Wat te doen bij hypo en hyper
- Hypo’s (lage bloedglucose) tijdens een schoolreisje kun je beter niet afwachten. Een hypo kan soms zo erg worden dat een kind bewusteloos raakt. Het beste is om meteen snelle koolhydraten toe te dienen.
- Bij een hyper (bloedglucose hoger dan 15) is het verstandig om extra insuline toe te dienen en water te drinken. Meet na twee uur opnieuw. Zakt de waarde niet? Laat dan ook de ketonen meten.
- Spreek af dat er bij misselijkheid en braken altijd wordt gebeld met de ouders of het behandelteam.
Blijven slapen
Blijft je kind tijdens een schoolkamp slapen? Dan kan je gedurende de nacht de streefwaarde hoger zetten om een hypo te voorkomen. Overleg dit altijd met je behandelaar wat hierin verstandig is. Verder is het fijn als iemand 's nachts een controle kan doen (bijvoorbeeld rond 03.00 uur), omdat de kans op hypo's groter is na een dag met veel activiteit.
Telefoonnummers
De begeleiders van het schoolreisje of schoolkamp moeten erop kunnen rekenen dat ze jou of je partner altijd kunnen bellen. Zorg ervoor dat je bereikbaar bent en zet de niet-storen-functie voor ’s nachts uit. Naast je eigen telefoonnummer is het ook handig om het nummer van het behandelteam door te geven.
Tip: DVN heeft een formulier ‘Informatie begeleiding schoolkamp’ dat je kunt downloaden en invullen. Daarop staat alle praktische informatie voor de begeleiders van een schoolkamp en kun je ook alle contactgegevens invullen.
Dit regel je zelf
- Geef voldoende diabetesspullen mee. Ga uit van de reguliere hoeveelheid insuline, infuussetjes, sensoren, stripjes en lancetten en vermenigvuldig dat met drie. Zo weet je zeker dat je kind nooit zonder zit. Vergeet ook de ketonenmeter niet.
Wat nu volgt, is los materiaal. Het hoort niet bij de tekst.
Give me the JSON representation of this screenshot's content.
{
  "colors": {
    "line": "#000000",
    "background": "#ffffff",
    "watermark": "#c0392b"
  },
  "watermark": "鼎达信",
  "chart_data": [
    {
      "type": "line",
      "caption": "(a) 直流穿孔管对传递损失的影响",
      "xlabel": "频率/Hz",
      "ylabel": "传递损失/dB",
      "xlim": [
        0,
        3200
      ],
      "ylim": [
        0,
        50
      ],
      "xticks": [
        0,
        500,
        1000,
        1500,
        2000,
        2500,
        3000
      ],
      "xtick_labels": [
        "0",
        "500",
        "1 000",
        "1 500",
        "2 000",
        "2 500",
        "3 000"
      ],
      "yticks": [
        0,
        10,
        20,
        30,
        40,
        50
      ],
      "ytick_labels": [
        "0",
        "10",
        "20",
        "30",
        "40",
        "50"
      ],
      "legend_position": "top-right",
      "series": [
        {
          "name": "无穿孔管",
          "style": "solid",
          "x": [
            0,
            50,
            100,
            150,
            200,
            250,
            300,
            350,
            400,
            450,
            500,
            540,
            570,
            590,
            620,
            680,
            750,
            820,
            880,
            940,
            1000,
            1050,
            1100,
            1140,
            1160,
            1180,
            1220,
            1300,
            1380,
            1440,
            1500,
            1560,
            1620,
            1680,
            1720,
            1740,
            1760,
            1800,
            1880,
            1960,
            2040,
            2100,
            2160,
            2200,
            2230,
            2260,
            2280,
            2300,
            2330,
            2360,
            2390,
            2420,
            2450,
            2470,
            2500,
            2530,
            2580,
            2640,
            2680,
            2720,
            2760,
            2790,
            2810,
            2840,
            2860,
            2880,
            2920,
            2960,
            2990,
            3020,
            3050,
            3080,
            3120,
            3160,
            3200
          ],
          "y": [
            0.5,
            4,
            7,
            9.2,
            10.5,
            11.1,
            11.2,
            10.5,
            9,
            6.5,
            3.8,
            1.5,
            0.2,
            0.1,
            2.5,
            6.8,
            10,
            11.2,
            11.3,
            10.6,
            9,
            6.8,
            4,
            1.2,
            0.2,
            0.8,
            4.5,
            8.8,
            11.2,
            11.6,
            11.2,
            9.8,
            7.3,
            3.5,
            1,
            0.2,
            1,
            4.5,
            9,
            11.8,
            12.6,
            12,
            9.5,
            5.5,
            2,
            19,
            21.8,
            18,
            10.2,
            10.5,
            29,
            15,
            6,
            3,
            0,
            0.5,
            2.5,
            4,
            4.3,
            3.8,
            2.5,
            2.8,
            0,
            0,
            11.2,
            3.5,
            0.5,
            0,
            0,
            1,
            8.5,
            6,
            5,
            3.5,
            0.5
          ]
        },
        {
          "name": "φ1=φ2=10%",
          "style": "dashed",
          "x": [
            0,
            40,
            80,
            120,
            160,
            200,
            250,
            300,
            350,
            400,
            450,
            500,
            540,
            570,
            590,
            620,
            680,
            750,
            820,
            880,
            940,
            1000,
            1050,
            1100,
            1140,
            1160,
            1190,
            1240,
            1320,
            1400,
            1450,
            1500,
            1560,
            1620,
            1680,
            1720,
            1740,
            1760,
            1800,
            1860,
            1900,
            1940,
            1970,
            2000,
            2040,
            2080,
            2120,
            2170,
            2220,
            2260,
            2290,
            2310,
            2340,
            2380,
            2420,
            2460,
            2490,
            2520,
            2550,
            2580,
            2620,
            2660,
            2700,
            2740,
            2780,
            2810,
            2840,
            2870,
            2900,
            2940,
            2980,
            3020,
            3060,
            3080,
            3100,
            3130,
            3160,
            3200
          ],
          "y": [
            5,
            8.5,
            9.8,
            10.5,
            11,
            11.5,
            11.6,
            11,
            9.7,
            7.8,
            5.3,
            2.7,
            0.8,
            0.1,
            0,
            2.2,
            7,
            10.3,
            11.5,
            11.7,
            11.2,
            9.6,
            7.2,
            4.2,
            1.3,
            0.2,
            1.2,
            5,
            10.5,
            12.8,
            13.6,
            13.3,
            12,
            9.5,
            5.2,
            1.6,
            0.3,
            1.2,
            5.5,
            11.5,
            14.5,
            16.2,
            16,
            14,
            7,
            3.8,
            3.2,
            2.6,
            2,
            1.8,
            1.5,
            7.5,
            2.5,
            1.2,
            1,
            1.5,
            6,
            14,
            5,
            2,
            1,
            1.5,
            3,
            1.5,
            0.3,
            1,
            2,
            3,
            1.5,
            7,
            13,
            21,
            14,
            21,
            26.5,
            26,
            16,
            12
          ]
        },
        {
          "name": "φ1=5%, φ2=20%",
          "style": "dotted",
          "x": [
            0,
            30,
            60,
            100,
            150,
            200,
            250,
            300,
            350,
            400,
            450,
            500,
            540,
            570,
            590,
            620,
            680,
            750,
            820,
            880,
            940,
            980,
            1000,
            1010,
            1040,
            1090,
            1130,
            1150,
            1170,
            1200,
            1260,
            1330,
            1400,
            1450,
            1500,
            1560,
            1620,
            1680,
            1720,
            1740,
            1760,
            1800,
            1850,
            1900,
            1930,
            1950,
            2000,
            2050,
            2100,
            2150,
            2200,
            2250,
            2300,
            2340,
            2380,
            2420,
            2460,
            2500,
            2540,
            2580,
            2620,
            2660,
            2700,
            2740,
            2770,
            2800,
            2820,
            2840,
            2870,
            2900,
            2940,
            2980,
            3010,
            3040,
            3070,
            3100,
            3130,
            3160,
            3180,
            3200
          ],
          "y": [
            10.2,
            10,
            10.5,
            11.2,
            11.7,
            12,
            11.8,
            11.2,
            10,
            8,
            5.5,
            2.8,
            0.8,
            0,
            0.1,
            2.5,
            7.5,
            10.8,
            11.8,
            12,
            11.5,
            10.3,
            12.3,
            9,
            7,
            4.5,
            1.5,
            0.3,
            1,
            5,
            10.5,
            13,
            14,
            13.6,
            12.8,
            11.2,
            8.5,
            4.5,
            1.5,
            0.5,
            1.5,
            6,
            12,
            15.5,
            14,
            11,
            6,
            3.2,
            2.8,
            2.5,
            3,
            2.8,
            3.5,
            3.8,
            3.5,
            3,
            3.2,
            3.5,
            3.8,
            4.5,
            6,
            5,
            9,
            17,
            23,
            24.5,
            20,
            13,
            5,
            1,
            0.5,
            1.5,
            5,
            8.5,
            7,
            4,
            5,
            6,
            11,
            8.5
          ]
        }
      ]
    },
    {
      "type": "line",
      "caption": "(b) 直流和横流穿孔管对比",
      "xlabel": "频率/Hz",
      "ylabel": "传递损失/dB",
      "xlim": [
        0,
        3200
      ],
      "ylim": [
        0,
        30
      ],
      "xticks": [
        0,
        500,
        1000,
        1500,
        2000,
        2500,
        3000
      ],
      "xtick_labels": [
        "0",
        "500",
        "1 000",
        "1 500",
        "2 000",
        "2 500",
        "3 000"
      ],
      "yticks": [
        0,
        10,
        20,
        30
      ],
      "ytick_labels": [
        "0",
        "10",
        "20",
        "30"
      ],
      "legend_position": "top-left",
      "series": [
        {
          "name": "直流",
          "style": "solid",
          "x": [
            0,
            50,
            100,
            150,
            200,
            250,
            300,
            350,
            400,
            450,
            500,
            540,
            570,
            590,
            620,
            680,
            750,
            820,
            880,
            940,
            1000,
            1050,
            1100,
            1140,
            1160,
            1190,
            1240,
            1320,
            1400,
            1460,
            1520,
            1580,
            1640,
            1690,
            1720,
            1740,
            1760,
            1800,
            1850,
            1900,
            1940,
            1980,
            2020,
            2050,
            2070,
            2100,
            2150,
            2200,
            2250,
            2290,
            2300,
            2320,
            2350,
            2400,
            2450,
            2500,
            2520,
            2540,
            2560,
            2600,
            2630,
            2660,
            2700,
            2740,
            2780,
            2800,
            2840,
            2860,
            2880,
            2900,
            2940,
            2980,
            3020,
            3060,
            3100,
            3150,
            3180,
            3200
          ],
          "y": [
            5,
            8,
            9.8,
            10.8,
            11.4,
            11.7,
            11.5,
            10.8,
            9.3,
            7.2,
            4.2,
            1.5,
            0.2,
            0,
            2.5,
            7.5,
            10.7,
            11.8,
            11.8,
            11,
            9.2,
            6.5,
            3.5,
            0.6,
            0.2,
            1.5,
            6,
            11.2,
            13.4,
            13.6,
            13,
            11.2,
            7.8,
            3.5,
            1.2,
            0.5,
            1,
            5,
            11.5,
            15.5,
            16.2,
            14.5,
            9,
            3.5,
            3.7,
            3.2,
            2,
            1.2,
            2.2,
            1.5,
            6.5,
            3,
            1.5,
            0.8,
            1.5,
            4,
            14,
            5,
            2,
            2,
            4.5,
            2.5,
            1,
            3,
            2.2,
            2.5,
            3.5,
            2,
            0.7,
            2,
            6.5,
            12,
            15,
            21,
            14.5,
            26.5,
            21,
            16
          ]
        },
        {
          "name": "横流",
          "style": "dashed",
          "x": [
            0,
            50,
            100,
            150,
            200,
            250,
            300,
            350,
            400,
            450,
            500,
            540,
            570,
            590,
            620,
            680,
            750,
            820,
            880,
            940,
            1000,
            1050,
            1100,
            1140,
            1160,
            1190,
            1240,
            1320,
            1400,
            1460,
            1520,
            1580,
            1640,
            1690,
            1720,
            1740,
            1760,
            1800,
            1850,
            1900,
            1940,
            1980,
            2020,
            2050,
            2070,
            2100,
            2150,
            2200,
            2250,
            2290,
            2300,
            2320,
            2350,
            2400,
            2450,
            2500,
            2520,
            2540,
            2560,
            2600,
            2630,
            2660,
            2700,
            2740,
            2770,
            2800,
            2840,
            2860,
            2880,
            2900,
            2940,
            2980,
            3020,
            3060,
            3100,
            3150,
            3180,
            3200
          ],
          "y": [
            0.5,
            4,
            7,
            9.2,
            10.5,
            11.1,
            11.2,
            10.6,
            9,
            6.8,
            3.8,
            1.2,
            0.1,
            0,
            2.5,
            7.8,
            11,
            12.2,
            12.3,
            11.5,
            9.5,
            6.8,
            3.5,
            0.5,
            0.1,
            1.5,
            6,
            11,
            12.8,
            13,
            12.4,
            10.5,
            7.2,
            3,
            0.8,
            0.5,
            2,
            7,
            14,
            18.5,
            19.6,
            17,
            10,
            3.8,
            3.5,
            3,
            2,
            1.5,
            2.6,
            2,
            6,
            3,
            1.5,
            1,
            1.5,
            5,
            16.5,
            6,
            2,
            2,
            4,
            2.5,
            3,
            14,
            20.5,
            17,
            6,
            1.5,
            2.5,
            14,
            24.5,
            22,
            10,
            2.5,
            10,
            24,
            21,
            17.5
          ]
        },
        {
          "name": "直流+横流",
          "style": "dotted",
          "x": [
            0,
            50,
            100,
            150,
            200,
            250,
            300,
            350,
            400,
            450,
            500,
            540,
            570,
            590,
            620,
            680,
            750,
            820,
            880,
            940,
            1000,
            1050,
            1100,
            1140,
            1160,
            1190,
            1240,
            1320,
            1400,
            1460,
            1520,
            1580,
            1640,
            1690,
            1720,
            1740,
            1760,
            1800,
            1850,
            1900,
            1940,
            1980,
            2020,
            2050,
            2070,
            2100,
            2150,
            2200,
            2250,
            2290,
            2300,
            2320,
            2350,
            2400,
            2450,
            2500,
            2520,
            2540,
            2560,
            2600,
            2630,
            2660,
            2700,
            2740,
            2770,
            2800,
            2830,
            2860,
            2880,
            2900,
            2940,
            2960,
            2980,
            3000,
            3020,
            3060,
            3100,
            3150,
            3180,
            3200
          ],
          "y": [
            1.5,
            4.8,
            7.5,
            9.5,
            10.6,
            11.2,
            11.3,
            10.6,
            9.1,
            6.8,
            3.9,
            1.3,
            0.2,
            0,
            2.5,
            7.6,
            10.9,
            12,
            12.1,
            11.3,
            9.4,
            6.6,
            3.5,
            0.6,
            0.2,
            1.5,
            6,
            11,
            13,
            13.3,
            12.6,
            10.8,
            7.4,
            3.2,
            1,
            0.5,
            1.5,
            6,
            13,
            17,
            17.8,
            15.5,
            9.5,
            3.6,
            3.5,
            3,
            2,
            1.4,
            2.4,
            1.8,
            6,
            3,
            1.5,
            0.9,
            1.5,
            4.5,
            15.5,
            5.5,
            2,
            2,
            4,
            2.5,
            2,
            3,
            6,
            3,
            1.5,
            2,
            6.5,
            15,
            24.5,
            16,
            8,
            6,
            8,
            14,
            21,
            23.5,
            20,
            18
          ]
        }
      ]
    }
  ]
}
- Geef extra batterijen mee voor de pomp, de handset etc.
- Spreek af wie er op de diabetestas let. Je kind is op zo’n dag veel drukker dan normaal, en dan kan een tas zomaar ergens blijven staan.
- Geef voldoende ‘hypovoer’ mee, zoals dextro’s, koekjes etc.
- Geef eventueel zelf eten en tussendoortjes mee. Als je kind zoveel mogelijk zijn vaste eetpatroon aanhoudt, is de kans op hypo’s en hypers kleiner.
- Zorg dat je telefonisch bereikbaar bent. De leerkracht kan bellen bij een hypo, wanneer je kind zich niet lekker voelt, wanneer er vragen zijn rondom de maaltijd of voor een tussentijdse update.
Mijn kind mag niet mee…
Scholen mogen niet zomaar zeggen dat een kind niet meekan op schoolreis of schoolkamp, puur omdat het kind diabetes heeft. Elk kind heeft volgens de wet recht om deel te nemen aan alle schoolactiviteiten. Je hoeft een weigering dus niet te accepteren. Wel is het belangrijk dat de school weet wat er verwacht wordt tijdens zo’n uitstapje en dat alle diabeteszaken duidelijk en goed geregeld zijn. Daarom is het belangrijk dat je ruim van tevoren het gesprek aangaat. Vertel wat er nodig is om het schoolreisje of schoolkamp veilig te laten verlopen. En misschien kun je zelf mee als begeleider. Of je spreekt af dat je kind altijd in het groepje zit van de eigen meester of juf. Die is vaak al bekend met de dagelijkse gang van zaken rondom de diabeteszorg. Wat ook kan is dat je kind een diabetesbuddy krijgt, een vriend of vriendin die weet wat er moet gebeuren en wanneer er hulp ingeroepen moet worden.
Ga je zelf niet mee? Dan kun je als ouder op afstand meekijken via je telefoon of app. Je hoeft niet bij elke hoge of lage glucosewaarde meteen te bellen, maar zo kun je toch een oogje in het zeil houden.